The possible radiological diagnosis suspected was ovarian cyst, teratoma, hydatid cyst, or cystic neuroma. Aspiration of the swelling yielded approximately 15 ml of clear to straw-coloured fluid. Smear and cytospin preparation from the fluid showed acellular material with no evidence of any atypical cells or parasites. No acid-fast bacilli could be visualised in the smears. The tumor markers were within normal limits. Radiological examination of the chest was normal. We performed a laparotomy through a midline incision on the presumptive diagnosis of cystic neuroma, sacral teratoma, and hydatid cyst. A dumb-bell-shaped retroperitoneal cystic mass was found occupying and eroding the hollow of the sacrum with extending into the right sacral foramen, causing stretching of the lower lumbar and sacral nerve roots adherent to the wall of the cyst. The cyst was mobilized and it got ruptured during the process revealing multiple hydatid daughter cysts (Figure 2). The germinal layer or the endocysts were removed completely and as much of the ectocyst as possible (Figure 3). The cyst and the surgical field were washed with hypertonic saline and povidone iodine solution. The pelviabdominal organs appeared normal. Histological examination revealed the diagnosis of a hydatid cyst. The patient had considerable neurological recovery with the hip extensors and abductors and the hamstrings showing power of 5/5 on seventh postoperative day. The patient was discharged on seventh postoperative day and advised to continue per oral albendazole 400mg two times a day for 6 months.
 
Discussion:
 
The involvement of female pelvic organs by hydatid disease is extremely rare and usually not thought of until operation in the majority of reported cases. Primary pelvic hydatid disease originates in the connective tissue immediately beneath the peritoneum of the pouch of Douglas. It spreads to the uterus, ovaries, Fallopian tubes, bladder and rectum after contact. Nearly all the cases described as developing from the ovary or Fallopian tubes are really invasions from the broad ligament.[7] Our case, with a pelvic mass in right adnexal region and symptoms of nerve compression in the form of sciatica, is rare and unique. Only five such cases of primary pelvic hydatid cyst leading to a neurological deficit like sciatica are found reported on Medline search in PubMed. It is of the utmost importance that a correct preoperative diagnosis is made since all precautions must be taken to prevent dissemination and seeding of the surgical field. Deaths have been reported due to anaphylactic shock resulting from spillage during excision or biopsy after a mistaken diagnosis of a retroperitoneal tumour. In endemic regions, because of the diversity of its presentation the possibility of hydatid disease should always be borne in mind for any growing mass in the body. Diagnostic techniques such as radiography, ultrasonography, CT, MRI, and immunological tests are of value. Comparison of the Casoni and IHA tests suggests that the former is unreliable.[8,9]
 
 
Figure 2: An Intra-operative picture of a large hydatid cyst showing multiple daughter cysts within
 
 
Figure 3: The germinal layer and multiple daughter cysts after saline wash appeared like marbles
 
References:
 
1. Eckert J, Deplazes P. Biological, epidemiological, and clinical aspects of echinococcosis, a zoonosis of increasing concern. Clin Microbiol Rev. 2004;17(1):107–135.
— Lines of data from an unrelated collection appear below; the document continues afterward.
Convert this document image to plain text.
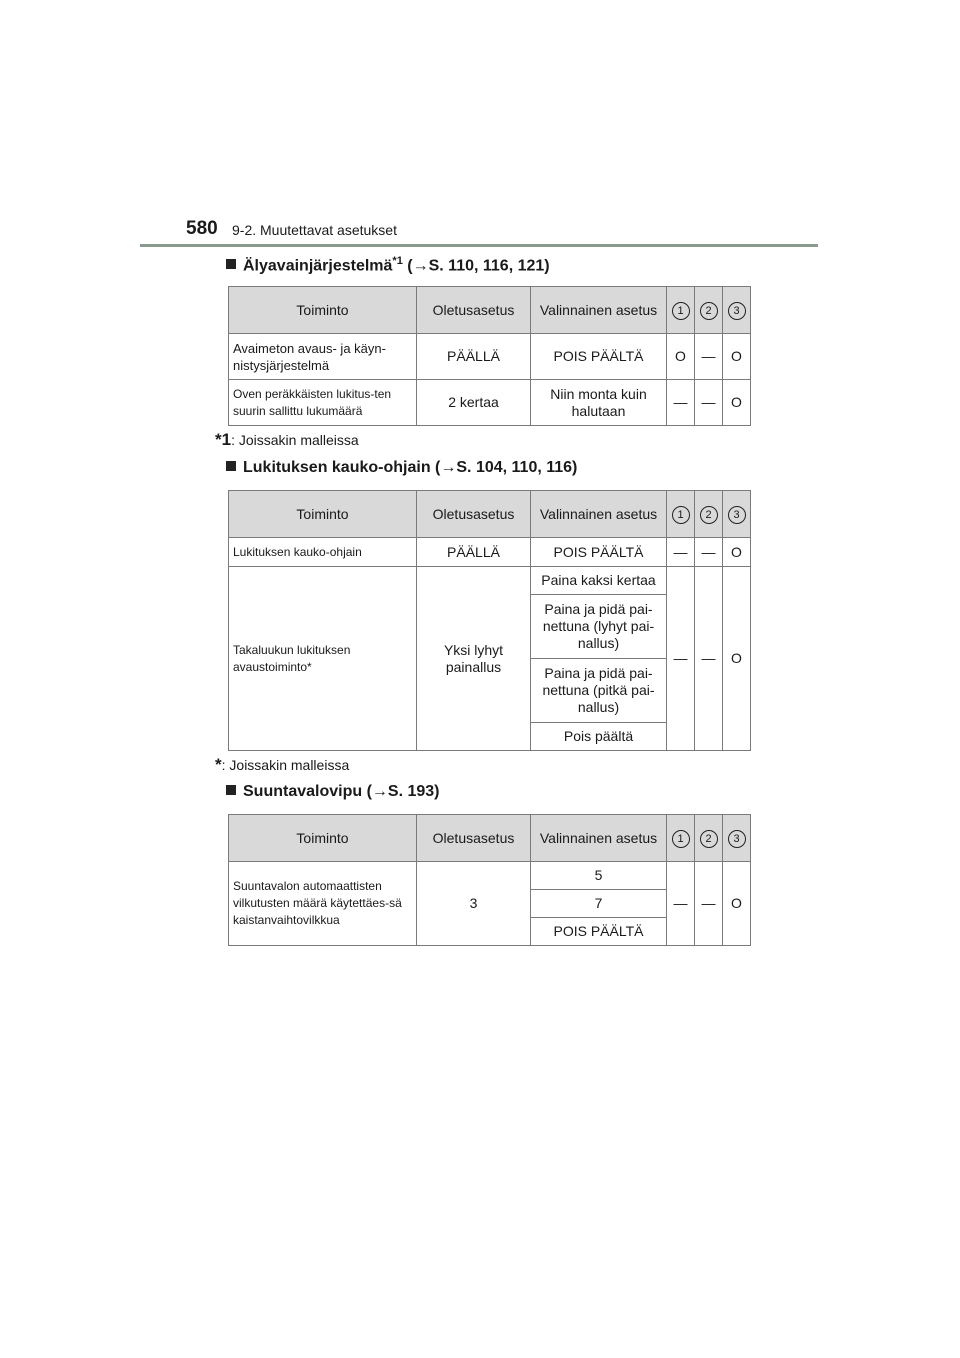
580 9-2. Muutettavat asetukset
Älyavainjärjestelmä$^{*1}$ (→S. 110, 116, 121)
Toiminto	Oletusasetus	Valinnainen asetus	1	2	3
Avaimeton avaus- ja käyn-nistysjärjestelmä	PÄÄLLÄ	POIS PÄÄLTÄ	O	—	O
Oven peräkkäisten lukitus-ten suurin sallittu lukumäärä	2 kertaa	Niin monta kuin halutaan	—	—	O
*1: Joissakin malleissa
Lukituksen kauko-ohjain (→S. 104, 110, 116)
Toiminto	Oletusasetus	Valinnainen asetus	1	2	3
Lukituksen kauko-ohjain	PÄÄLLÄ	POIS PÄÄLTÄ	—	—	O
Takaluukun lukituksen avaustoiminto*	Yksi lyhyt painallus	Paina kaksi kertaa	—	—	O
		Paina ja pidä pai-nettuna (lyhyt pai-nallus)			
		Paina ja pidä pai-nettuna (pitkä pai-nallus)			
		Pois päältä			
*: Joissakin malleissa
Suuntavalovipu (→S. 193)
Toiminto	Oletusasetus	Valinnainen asetus	1	2	3
Suuntavalon automaattisten vilkutusten määrä käytettäes-sä kaistanvaihtovilkkua	3	5	—	—	O
		7			
		POIS PÄÄLTÄ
2. Manouras AJ, Tzardis PJ, Katergiannakis VA, Apostolidis NS. Unusual primary locations of hydatid disease: case report. Acta Chir Scand 1989;155:217-219.
3. Barret NR, Thomas D. Pulmonary hydatid disease. Br J Surg. 1952;40:222-244.
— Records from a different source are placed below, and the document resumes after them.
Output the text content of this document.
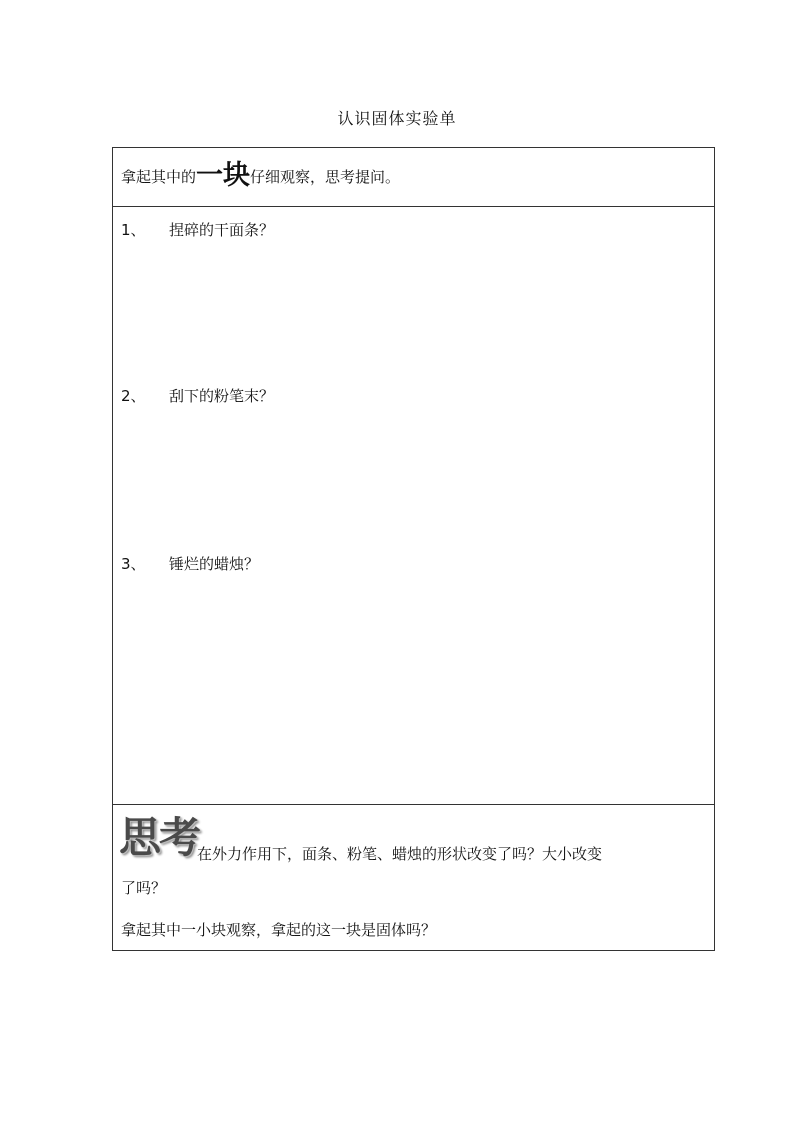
认识固体实验单
拿起其中的一块仔细观察，思考提问。
1、 捏碎的干面条？
2、 刮下的粉笔末？
3、 锤烂的蜡烛？
思考
在外力作用下，面条、粉笔、蜡烛的形状改变了吗？大小改变
了吗？
拿起其中一小块观察，拿起的这一块是固体吗？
4. Seenu V, Misra MC, Tiwari SC, Jain R, Chandrashekhar C. Primary pelvic hydatid cyst presenting with obstructive uropathy and renal failure. Postgrad Med J1994;70:930- 932.
5. Unal S, Kayhan B, Balos F, Gorgul A. Primary pelvic hydatid cyst. J Clin Gastroenterol 1996;23:303-304.
6. Mukerjee S, Nigam M, Saraf JC. Primary retroperitoneal hydatid cyst. Br J Surg 1973;60:916-918.
7. Emamy H, Asadian A. Unusual presentation of hydatid disease. Am J Surg 1976;132:403-405.
8. Agarwal S, Shah A, Kadhi SKM, Rooney RJ. Hydatid bone disease of the pelvis: a report of two cases and review of the literature. Clin Orthop 1992;280:251-255.
9. Fuller GK, Fuller DC. Hydatid disease in Ethiopia: clinical survey with some immunodiagnostic test results. Am J Trop Med Hyg 1981;30:645-652.